Pada tingkat tertentu teater boleh mengambil apa pun sebagai materi penciptaan, lebih lagi dengan teknologi lighting dan media digital dewasa ini. Tetapi, terus terang: apa dasarnya teater membutuhkan kecanggihan seperti ini? Kecanggihan yang memerlukan investasi besar dan belum tentu negara mau memenuhinya. Strategi seperti ini saya kira merupakan produk dari pembacaan yang konsumeristis atas perubahan yang berlangsung di sekitar kita. Semakin banyak teater mengambil banyak hal dari gaya hidup konsumeristis di sekitar kita, semakin tebal usaha teater untuk menutupi kematiannya.
Kematian teater bisa dibaca sebagai manifestasi dari cara-cara kita menghadapi berbagai hubungan di sekitar kita. Kalau teater dibaca kembali dari sudut pandang seperti ini (membaca ”kematian teater” sebagai ”teater dari kematian”), maka suara teater mungkin lebih berbunyi. Teater tidak dilihat sebagai peristiwa pertunjukan semata. Dia berdiri dekat atas kenyataan yang dihadapinya. Dan bukan memanipulasinya dengan make up kematian.

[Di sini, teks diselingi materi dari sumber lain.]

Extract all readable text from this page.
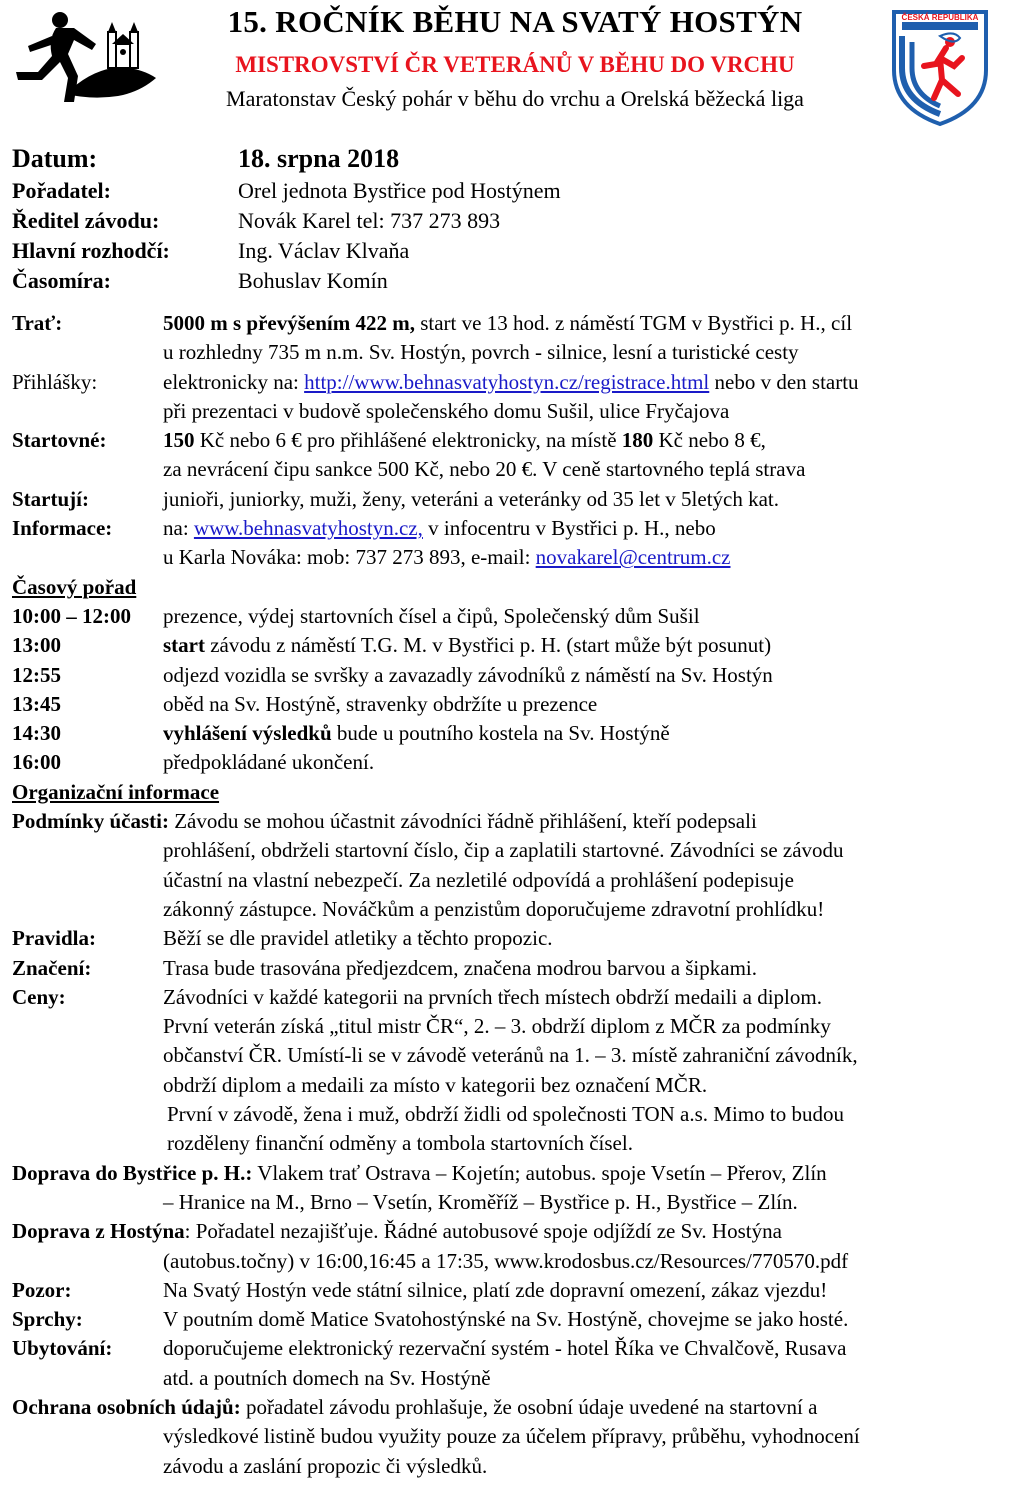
15. ROČNÍK BĚHU NA SVATÝ HOSTÝN
MISTROVSTVÍ ČR VETERÁNŮ V BĚHU DO VRCHU
Maratonstav Český pohár v běhu do vrchu a Orelská běžecká liga
ČESKÁ REPUBLIKA
Datum:	18. srpna 2018
Pořadatel:	Orel jednota Bystřice pod Hostýnem
Ředitel závodu:	Novák Karel tel: 737 273 893
Hlavní rozhodčí:	Ing. Václav Klvaňa
Časomíra:	Bohuslav Komín
Trať:	5000 m s převýšením 422 m, start ve 13 hod. z náměstí TGM v Bystřici p. H., cíl
u rozhledny 735 m n.m. Sv. Hostýn, povrch - silnice, lesní a turistické cesty
Přihlášky:	elektronicky na: http://www.behnasvatyhostyn.cz/registrace.html nebo v den startu
při prezentaci v budově společenského domu Sušil, ulice Fryčajova
Startovné:	150 Kč nebo 6 € pro přihlášené elektronicky, na místě 180 Kč nebo 8 €,
za nevrácení čipu sankce 500 Kč, nebo 20 €. V ceně startovného teplá strava
Startují:	junioři, juniorky, muži, ženy, veteráni a veteránky od 35 let v 5letých kat.
Informace:	na: www.behnasvatyhostyn.cz, v infocentru v Bystřici p. H., nebo
u Karla Nováka: mob: 737 273 893, e-mail: novakarel@centrum.cz
Časový pořad
10:00 – 12:00	prezence, výdej startovních čísel a čipů, Společenský dům Sušil
13:00	start závodu z náměstí T.G. M. v Bystřici p. H. (start může být posunut)
12:55	odjezd vozidla se svršky a zavazadly závodníků z náměstí na Sv. Hostýn
13:45	oběd na Sv. Hostýně, stravenky obdržíte u prezence
14:30	vyhlášení výsledků bude u poutního kostela na Sv. Hostýně
16:00	předpokládané ukončení.
Organizační informace
Podmínky účasti: Závodu se mohou účastnit závodníci řádně přihlášení, kteří podepsali
prohlášení, obdrželi startovní číslo, čip a zaplatili startovné. Závodníci se závodu
účastní na vlastní nebezpečí. Za nezletilé odpovídá a prohlášení podepisuje
zákonný zástupce. Nováčkům a penzistům doporučujeme zdravotní prohlídku!
Pravidla:	Běží se dle pravidel atletiky a těchto propozic.
Značení:	Trasa bude trasována předjezdcem, značena modrou barvou a šipkami.
Ceny:	Závodníci v každé kategorii na prvních třech místech obdrží medaili a diplom.
První veterán získá „titul mistr ČR“, 2. – 3. obdrží diplom z MČR za podmínky
občanství ČR. Umístí-li se v závodě veteránů na 1. – 3. místě zahraniční závodník,
obdrží diplom a medaili za místo v kategorii bez označení MČR.
První v závodě, žena i muž, obdrží židli od společnosti TON a.s. Mimo to budou
rozděleny finanční odměny a tombola startovních čísel.
Doprava do Bystřice p. H.: Vlakem trať Ostrava – Kojetín; autobus. spoje Vsetín – Přerov, Zlín
– Hranice na M., Brno – Vsetín, Kroměříž – Bystřice p. H., Bystřice – Zlín.
Doprava z Hostýna: Pořadatel nezajišťuje. Řádné autobusové spoje odjíždí ze Sv. Hostýna
(autobus.točny) v 16:00,16:45 a 17:35, www.krodosbus.cz/Resources/770570.pdf
Pozor:	Na Svatý Hostýn vede státní silnice, platí zde dopravní omezení, zákaz vjezdu!
Sprchy:	V poutním domě Matice Svatohostýnské na Sv. Hostýně, chovejme se jako hosté.
Ubytování:	doporučujeme elektronický rezervační systém - hotel Říka ve Chvalčově, Rusava
atd. a poutních domech na Sv. Hostýně
Ochrana osobních údajů: pořadatel závodu prohlašuje, že osobní údaje uvedené na startovní a
výsledkové listině budou využity pouze za účelem přípravy, průběhu, vyhodnocení
závodu a zaslání propozic či výsledků.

Teater berawal dari terjadinya pertemuan, seperti yang dinyatakan dalam pertemuan di Kampung Nitiprayan itu, merupakan dasar untuk menyusun kembali kepercayaan bersama. Pertemuan itu bukan lagi gosip antara sutradara dan aktor. Pertemuan itu adalah pembelajaran bersama untuk mengenali kembali tubuh biasa kita, hal-hal kecil yang sebelumnya kita anggap tidak berarti; memerhatikan urat dan otot, bukan untuk memperbesarnya; memerhatikan rambut dan kulit, bukan untuk mengecatnya menjadi berwarna.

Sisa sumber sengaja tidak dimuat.